What is the most complex – the climate or the human brain? (The human brain is still not fully mapped yet …)
tallbloke says:
January 22, 2014 at 3:30 am
Tallbloke, first, I made a clear distinction between the “tunable parameters” and the decimal constants. So your objection makes no sense, the tunable parameters have nothing to do with Jupiter or anything at all … that’s why they are “tunable”.
Next, given twenty tunable parameters, plus an infinite choice of forms for the equation, I don’t care what six astronomical constants you might pick—with 20 tunable parameters and my choice of equations, I guarantee you I can make the curves fit no matter what the six other constants you might hand me.
It’s easy because I can just do what Salvador did. It appears that you didn’t notice that he doesn’t actually use the astronomical constants themselves. Instead, he uses the astronomical constants either increased or decreased by the value of one of the many tunable parameters. That’s how he gets the beat frequencies shown in Figure 1 … and since I have free choice of the form of my equation, the choice of astronomical constants doesn’t matter. I’ll just change the tunable parameters to make up the difference. If you choose a parameter that is 178.8 years, and I need 76.4 years to make my formula work, I’ll just multiply it by an appropriately sized parameter.
Regards,
w.
He seems to have reduced 260+ years of data points to only 26 values with his rather lossy compression. He has indeed modeled the past, but I think it’s predictive ability is somewhat worse than how a random 30 second clip of MP3 lossy compressed music can “model” the next 30 seconds.
Perhaps off topic, but do the global climate models also suffer from lack of out of sample testing?
Reg. Blank says:
January 22, 2014 at 4:12 am
—————————————–
LoL! I just spit coffee all over my key board. I need to avoid Willis posts first thing in the morning, they end up being too entertaining!
So the ‘official’ SIDC sunspot numbers can be fitted with an expression with many parameters. But here are more than one sunspot series. There is the Group Sunspot Series and there is the Wolf Numbers corrected for Waldmeier’s weighting of sunspots since 1947. These series are different from the SIDC series so presumably must have their own fitting expression. If so, the whole thing is just different curve fittings with no physical content. http://www.leif.org/research/Long-term-Variation-Solar-Activity.pdf
Willis says:
“I guarantee you I can make the curves fit no matter what the six other constants you might hand me. “
OK, game on.
278 days
1.3 years
8.4 years
98 years
for the four planets orbital periods. Now, not all the other parameters are completely free, as you would know if you’ve read R.J.s paper carefully. Some of their cyclicities are bound to the planetary orbital periods. So bearing that in mind, off you go, play fair, and don’t forget to show your working.
lsvalgaard says:
January 22, 2014 at 5:22 am
……………..
Hi Dr. S. Thanks for the reply (Danish data).

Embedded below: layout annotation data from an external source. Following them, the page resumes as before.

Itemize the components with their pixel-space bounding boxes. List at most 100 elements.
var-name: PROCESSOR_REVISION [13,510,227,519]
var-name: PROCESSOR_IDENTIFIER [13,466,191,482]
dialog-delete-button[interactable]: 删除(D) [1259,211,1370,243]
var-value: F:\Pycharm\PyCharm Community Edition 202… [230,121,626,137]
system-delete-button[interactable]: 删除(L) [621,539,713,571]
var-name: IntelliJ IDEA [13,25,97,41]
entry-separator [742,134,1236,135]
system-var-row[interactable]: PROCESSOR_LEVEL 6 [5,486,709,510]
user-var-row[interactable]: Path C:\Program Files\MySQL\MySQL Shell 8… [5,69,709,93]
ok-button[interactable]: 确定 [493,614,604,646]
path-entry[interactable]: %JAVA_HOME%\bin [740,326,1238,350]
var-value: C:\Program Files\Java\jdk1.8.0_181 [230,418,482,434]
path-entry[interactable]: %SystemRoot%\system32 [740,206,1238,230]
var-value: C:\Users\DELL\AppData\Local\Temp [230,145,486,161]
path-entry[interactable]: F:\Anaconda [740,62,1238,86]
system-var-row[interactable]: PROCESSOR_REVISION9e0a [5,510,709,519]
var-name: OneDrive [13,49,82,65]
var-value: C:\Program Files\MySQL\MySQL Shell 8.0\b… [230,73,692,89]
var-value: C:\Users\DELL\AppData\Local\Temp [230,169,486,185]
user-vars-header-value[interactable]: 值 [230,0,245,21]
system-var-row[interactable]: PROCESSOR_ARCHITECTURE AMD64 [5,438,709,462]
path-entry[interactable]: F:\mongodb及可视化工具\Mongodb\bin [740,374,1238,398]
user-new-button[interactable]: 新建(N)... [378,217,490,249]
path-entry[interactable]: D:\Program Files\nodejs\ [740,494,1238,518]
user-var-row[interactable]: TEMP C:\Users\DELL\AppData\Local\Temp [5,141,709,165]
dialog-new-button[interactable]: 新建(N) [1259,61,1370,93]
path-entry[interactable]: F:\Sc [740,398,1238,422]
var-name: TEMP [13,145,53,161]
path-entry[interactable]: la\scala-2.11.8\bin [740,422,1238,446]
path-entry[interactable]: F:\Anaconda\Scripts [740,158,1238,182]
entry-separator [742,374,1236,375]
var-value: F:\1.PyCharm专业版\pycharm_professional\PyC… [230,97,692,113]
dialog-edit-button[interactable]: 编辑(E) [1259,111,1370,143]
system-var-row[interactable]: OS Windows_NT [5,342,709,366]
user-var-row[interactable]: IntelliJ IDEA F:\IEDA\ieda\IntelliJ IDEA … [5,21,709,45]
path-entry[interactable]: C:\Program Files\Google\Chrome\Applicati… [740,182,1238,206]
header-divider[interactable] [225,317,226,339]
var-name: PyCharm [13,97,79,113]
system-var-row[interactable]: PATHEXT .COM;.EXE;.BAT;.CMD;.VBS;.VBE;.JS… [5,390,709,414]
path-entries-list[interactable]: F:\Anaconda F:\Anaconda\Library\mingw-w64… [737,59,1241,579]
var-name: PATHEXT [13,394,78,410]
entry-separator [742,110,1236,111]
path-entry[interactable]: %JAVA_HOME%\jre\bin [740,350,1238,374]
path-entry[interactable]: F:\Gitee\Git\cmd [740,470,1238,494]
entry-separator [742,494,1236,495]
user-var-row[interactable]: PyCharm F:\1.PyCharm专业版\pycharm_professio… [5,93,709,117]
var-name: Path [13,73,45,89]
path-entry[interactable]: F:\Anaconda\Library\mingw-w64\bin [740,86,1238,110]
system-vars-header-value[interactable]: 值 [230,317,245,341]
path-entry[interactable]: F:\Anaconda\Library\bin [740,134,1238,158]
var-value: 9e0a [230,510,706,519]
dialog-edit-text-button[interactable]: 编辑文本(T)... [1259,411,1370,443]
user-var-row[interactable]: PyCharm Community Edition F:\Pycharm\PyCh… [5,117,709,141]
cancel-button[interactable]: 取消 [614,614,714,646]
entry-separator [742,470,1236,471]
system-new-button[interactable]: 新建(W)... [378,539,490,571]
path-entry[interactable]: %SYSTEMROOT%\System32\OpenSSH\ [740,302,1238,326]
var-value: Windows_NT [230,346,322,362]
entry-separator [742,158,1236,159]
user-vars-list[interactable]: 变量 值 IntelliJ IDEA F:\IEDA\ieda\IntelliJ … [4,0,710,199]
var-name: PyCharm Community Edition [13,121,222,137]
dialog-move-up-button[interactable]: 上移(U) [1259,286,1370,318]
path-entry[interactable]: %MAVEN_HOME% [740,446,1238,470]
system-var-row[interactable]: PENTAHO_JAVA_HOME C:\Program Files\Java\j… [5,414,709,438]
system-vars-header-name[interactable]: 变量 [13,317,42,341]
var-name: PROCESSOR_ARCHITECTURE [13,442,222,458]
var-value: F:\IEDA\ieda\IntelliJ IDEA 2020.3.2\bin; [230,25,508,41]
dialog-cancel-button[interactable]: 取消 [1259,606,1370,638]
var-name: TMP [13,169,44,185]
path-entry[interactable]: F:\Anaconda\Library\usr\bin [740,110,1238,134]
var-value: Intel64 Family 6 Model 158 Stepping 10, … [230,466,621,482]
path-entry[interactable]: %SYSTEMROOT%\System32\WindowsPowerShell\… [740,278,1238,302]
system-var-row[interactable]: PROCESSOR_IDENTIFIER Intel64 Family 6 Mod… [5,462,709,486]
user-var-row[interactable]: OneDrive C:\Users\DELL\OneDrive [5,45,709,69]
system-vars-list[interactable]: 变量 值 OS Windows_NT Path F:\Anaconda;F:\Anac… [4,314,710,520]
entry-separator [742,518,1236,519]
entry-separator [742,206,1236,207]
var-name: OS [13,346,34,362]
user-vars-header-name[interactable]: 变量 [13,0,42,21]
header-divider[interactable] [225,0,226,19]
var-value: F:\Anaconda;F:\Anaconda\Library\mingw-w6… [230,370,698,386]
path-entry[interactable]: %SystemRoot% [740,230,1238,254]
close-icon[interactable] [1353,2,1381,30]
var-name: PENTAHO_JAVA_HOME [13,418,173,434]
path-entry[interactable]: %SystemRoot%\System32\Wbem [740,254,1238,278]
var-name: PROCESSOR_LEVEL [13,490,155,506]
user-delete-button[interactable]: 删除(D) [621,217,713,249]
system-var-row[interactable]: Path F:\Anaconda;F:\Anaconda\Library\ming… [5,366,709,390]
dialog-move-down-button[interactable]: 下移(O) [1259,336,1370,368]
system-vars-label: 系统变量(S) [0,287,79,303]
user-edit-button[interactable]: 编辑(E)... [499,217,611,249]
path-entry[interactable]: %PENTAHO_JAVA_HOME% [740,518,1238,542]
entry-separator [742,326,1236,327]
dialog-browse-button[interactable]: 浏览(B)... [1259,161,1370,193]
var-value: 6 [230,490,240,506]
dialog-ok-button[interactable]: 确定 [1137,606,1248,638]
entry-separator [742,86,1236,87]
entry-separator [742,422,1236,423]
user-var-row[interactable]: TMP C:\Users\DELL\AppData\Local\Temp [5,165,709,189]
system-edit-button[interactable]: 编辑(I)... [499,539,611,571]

Agree with the above, that is why ‘superior elegance’ (??!!) of my formula doesn’t fit any of the above, but tells in its crude simplicity what the ‘mother nature’ had in mind some (was it ?) 4 billion of years ago, but again things have moved on since then.
🙂 🙂
By the way, R.J.s model’s latest iteration is up to R^2=0.91
http://tallbloke.files.wordpress.com/2013/09/rjs-model-9-9-13.jpg
The paper lays out the physics that were used to derive the parameters in the math. So you appear to be misrepresenting the paper. So then, please show us your math where you successfully reduced the physics of the entire planetary system to fewer than twenty or so. Oh, you can’t do that? So then why attempt to ridicule a paper that has twenty or so parameters that are linked to physical attributes of the planetary system? I’ve seen some poor arguments against papers before but your “arguments” against this paper – aren’t scientific.
AFAIK, or probably best to say AFAINK, the sun is a stochastic process at least to a certain unknown extent.
Those equations may be usefull to detect the deterministic component, but it is still just a nice numerology example.